Blue Lines no Spotify: a estreia em que dub, hip-hop, soul e sound system aparecem como um único ambiente.
“Unfinished Sympathy”: quando o Massive Attack fez uma canção enorme sem abandonar o groove
“Unfinished Sympathy” é o ponto em que a reputação histórica de Blue Lines pode atrapalhar a audição. Ela costuma ser apresentada como monumento, marco ou “uma das melhores canções britânicas” — classificações que dizem pouco sobre o que acontece nos cinco minutos de música. O arranjo funciona porque a estrutura é simples e a escala cresce sem perder movimento.
Shara Nelson escreveu e desenvolveu a linha vocal durante as sessões; Mushroom e o produtor Jonny Dollar ajudaram a transformar a ideia em faixa.
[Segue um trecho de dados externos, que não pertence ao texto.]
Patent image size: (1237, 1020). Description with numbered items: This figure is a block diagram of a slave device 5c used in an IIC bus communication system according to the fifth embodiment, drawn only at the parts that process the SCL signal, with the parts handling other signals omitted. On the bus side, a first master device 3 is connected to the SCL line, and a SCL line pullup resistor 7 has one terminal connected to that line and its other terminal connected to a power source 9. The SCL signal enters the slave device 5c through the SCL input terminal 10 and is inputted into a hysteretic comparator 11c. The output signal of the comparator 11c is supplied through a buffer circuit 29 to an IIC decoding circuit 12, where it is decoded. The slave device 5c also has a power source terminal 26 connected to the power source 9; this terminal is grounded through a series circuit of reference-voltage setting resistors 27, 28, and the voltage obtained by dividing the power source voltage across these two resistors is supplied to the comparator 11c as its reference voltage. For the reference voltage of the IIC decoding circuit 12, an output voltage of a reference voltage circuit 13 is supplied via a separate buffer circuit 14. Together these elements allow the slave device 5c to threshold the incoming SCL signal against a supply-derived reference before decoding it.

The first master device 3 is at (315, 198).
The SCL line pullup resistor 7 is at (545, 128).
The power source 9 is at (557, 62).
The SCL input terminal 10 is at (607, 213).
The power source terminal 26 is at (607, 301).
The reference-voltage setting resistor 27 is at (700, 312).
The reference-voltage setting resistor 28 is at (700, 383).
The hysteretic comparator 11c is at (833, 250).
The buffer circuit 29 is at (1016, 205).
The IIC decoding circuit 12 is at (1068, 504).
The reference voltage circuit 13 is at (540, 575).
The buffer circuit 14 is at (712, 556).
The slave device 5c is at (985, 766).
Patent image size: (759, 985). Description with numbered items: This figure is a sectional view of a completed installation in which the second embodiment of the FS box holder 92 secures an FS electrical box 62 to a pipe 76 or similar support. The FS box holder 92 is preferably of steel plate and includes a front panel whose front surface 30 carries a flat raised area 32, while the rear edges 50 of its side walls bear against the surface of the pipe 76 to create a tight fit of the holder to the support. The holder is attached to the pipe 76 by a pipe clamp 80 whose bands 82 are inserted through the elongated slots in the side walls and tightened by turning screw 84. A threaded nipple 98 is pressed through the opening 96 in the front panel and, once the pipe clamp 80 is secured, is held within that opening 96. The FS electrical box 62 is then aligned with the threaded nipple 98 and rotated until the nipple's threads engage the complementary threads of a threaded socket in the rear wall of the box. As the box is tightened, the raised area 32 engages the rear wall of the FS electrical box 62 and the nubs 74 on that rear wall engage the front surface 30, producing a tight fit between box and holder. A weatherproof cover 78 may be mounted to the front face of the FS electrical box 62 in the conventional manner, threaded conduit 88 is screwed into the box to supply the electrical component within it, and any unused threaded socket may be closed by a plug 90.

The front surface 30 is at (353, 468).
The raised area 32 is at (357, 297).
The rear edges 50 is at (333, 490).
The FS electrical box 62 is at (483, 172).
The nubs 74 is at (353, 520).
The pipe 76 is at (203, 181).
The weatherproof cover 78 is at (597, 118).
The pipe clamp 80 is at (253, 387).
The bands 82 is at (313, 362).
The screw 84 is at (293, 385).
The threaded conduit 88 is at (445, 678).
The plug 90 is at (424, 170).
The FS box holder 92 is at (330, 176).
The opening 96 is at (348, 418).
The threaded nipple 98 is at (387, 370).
A bateria programada e os elementos sampleados mantêm a faixa presa ao pulso de clube, enquanto as cordas reais entram sem transformar a canção em balada orquestral. O impacto vem da sobreposição: a percussão continua empurrando para a frente enquanto o arranjo cresce atrás de Shara Nelson.
O vídeo dirigido por Baillie Walsh reforçou a mesma recusa em ornamentar demais. Shara Nelson atravessa uma rua de Los Angeles enquanto a câmera a acompanha em um plano contínuo; os integrantes aparecem no caminho sem transformar o clipe em performance tradicional de banda. Décadas depois, a ideia ainda parece moderna porque a técnica está a serviço da presença de Nelson, não o contrário.
A Guerra do Golfo também deixou uma marca temporária no nome. Em 1991, num momento em que “Attack” ganhava uma carga política particularmente incômoda, o grupo abreviou Massive Attack para simplesmente “Massive”. A mudança durou pouco e o nome completo voltou depois. Sem documentação sólida para atribuir a decisão a regras específicas de rádio ou programação, o dado seguro é a abreviação no contexto político da guerra.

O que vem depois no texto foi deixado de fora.